The Sino-American Trust Deficit

The recently concluded Strategic and Economic Dialogue between the US and China was a major disappointment. Most significant, it failed to address an increasingly corrosive trust deficit that poses the most serious threat to Sino-American relations in 25 years.

NEW HAVEN – The recently concluded Strategic and Economic Dialogue (S&ED) between the United States and China was a major disappointment. It lacked strategy at a time when both countries face formidable challenges on many fronts. And what passed for dialogue was a series of speeches and tightly scripted talking points. Most significant, it failed to address an increasingly corrosive trust deficit that poses the most serious threat to Sino-American relations in 25 years.

Conditions were tough heading into the talks. The US Treasury was complaining yet again about the Chinese currency, which had depreciated by 2.4% against the dollar in the first half of 2014, after having appreciated by 37% over the previous eight and a half years. The US State Department and China’s Ministry of Foreign Affairs were engaged in a war of words over mounting territorial and sea-lane disputes in the East and South China Seas.

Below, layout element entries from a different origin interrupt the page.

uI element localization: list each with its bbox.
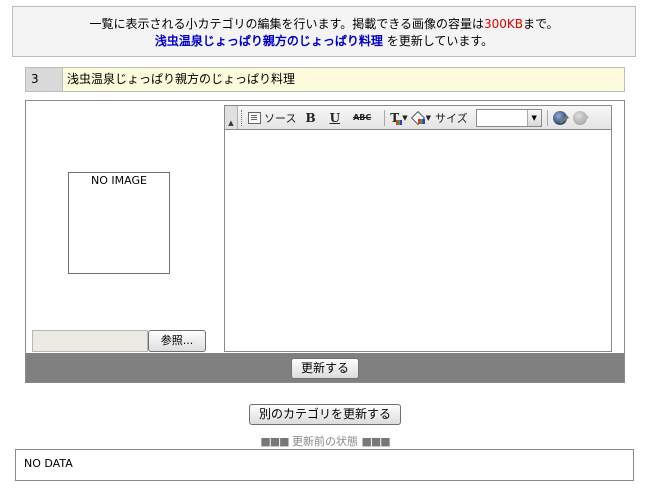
image-preview: NO IMAGE (68, 172, 170, 274)
info-line-2: 浅虫温泉じょっぱり親方のじょっぱり料理 を更新しています。 (13, 33, 635, 50)
source-button[interactable]: ソース (248, 110, 296, 126)
heading-squares-left: ■■■ (260, 435, 289, 448)
text-color-button[interactable]: T ▼ (390, 110, 408, 125)
update-button[interactable]: 更新する (290, 357, 359, 379)
toolbar-separator (384, 109, 386, 126)
category-title: 浅虫温泉じょっぱり親方のじょっぱり料理 (62, 68, 624, 91)
previous-state-label: 更新前の状態 (288, 435, 362, 448)
previous-state-box: NO DATA (15, 449, 634, 481)
size-limit: 300KB (484, 17, 524, 31)
chevron-down-icon: ▼ (425, 113, 431, 122)
bold-button[interactable]: B (300, 111, 320, 125)
other-category-wrap: 別のカテゴリを更新する (0, 404, 650, 425)
underline-button[interactable]: U (325, 111, 345, 125)
file-path-input[interactable] (32, 330, 148, 352)
toolbar-collapse-icon[interactable]: ▲ (225, 106, 238, 129)
heading-squares-right: ■■■ (361, 435, 391, 448)
info-text: 一覧に表示される小カテゴリの編集を行います。掲載できる画像の容量は (89, 17, 485, 31)
submit-bar: 更新する (26, 353, 624, 382)
strikethrough-button[interactable]: ABC (349, 113, 375, 122)
font-size-select[interactable]: ▼ (475, 108, 542, 127)
rich-text-editor: ▲ ソース B U ABC T ▼ ▼ サイズ ▼ (224, 105, 612, 352)
paint-bucket-icon (412, 112, 425, 124)
link-globe-icon[interactable] (552, 110, 567, 125)
size-label: サイズ (434, 111, 468, 125)
background-color-button[interactable]: ▼ (412, 112, 431, 124)
source-icon (248, 111, 261, 124)
category-name: 浅虫温泉じょっぱり親方のじょっぱり料理 (154, 34, 383, 48)
edit-panel: NO IMAGE 参照... ▲ ソース B U ABC T ▼ ▼ サイズ ▼… (25, 100, 625, 383)
info-text-suffix: まで。 (523, 17, 559, 31)
updating-text: を更新しています。 (382, 34, 494, 48)
editor-content-area[interactable] (225, 130, 611, 351)
other-category-button[interactable]: 別のカテゴリを更新する (248, 404, 401, 425)
previous-state-heading: ■■■ 更新前の状態 ■■■ (0, 433, 650, 449)
toolbar-grip-icon (241, 109, 244, 126)
info-box: 一覧に表示される小カテゴリの編集を行います。掲載できる画像の容量は300KBまで… (12, 6, 636, 57)
info-line-1: 一覧に表示される小カテゴリの編集を行います。掲載できる画像の容量は300KBまで… (13, 16, 635, 33)
chevron-down-icon[interactable]: ▼ (526, 109, 541, 126)
unlink-globe-icon (572, 110, 587, 125)
browse-button[interactable]: 参照... (148, 330, 206, 352)
text-color-icon: T (390, 110, 403, 125)
source-label: ソース (264, 111, 297, 125)
chevron-down-icon: ▼ (402, 113, 408, 122)
category-title-row: 3 浅虫温泉じょっぱり親方のじょっぱり料理 (25, 67, 625, 92)
category-number: 3 (26, 68, 62, 91)
editor-toolbar: ▲ ソース B U ABC T ▼ ▼ サイズ ▼ (225, 106, 611, 130)
toolbar-separator (546, 109, 548, 126)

But the darkest clouds were on the cyber front. Two months before the S&ED, the US Department of Justice indicted five officers of the People’s Liberation Army (PLA) on 31 counts of charges ranging from computer fraud and hacking to identity theft and economic espionage. In response, China suspended its participation in bilateral military exchanges on cyber threats. Meanwhile, revelations of the pervasive scope of US cyber-espionage activities reverberated from Capitol Hill to Berlin, giving rise to legislation aimed at controlling America’s largely unchecked National Security Agency and casting a pall over the all-important US-German relationship.